The Depsang issue, officials maintained, predates the current standoff by several years. In Depsang Plains, which is close to the strategically sensitive Daulat Beg Oldie post near the Karakoram Pass in the north, the Chinese have been blocking Indian soldiers at a place called Bottleneck from accessing Patrolling Points (PP) 10, 11, 11A, 12 and 13.

India’s current position, sources in the security establishment said, is bolstered by the fact that its troops withstood harsh winter and that there is no compulsion now to cede ground. Besides, they said, the Chinese have been brought to the negotiating table by India’s preemptive capture of key heights on the south bank of Pangong Tso in the Rezang La sector.

“It has brought China under pressure. We are overlooking some of their key posts from the heights we have captured. It is the only leverage we have over China for negotiations. It can’t be wasted on pushing them to Finger 8 alone. This could be a long process, but we have no option if we do not want matters to escalate in the summer,” sources said.
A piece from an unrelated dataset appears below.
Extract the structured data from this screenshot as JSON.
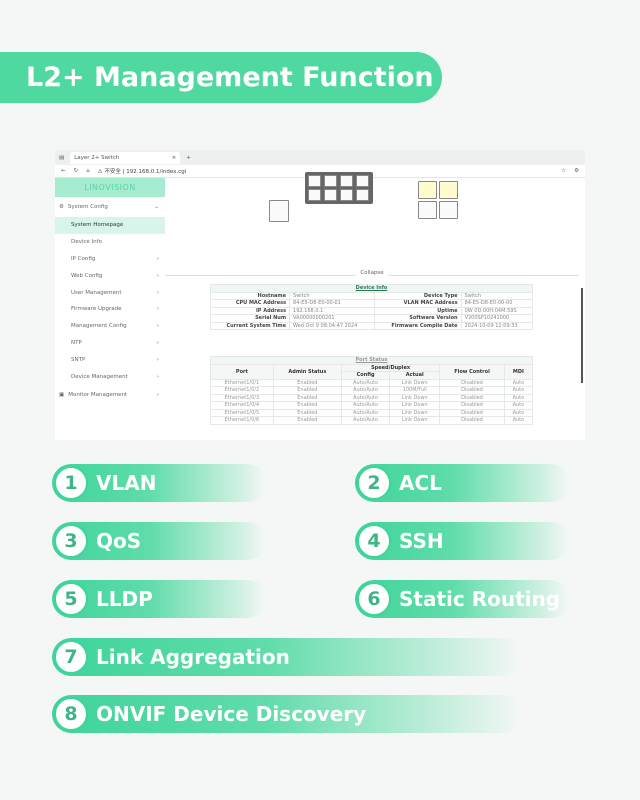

A Home Ministry official told The Indian Express that this push in talks was laid down over the last couple of months when both sides agreed to thinning of troops at friction points and across the region. “There has been about 30 per cent reduction in troops by both sides. It was imperative for both sides given the harsh winter and inhospitable conditions at those heights. Troops have to be rotated much faster in these conditions, and reduced strength at friction points helps,” the official said.

On Monday, the Army described the ninth round of military level talks held the day before as “positive, practical and constructive”, and said it had “enhanced mutual trust and understanding”. It said in a statement that the “two sides had a candid and in-depth exchange of views on disengagement along the Line of Actual Control in the Western Sector of China-India border areas”.

“The two sides agreed to push for an early disengagement of the frontline troops. They also agreed to follow the important consensus of their state leaders, maintain the good momentum of dialogue and negotiation, and hold the 10th round of the Corps Commander Level Meeting at an early date to jointly advance de-escalation,” it said.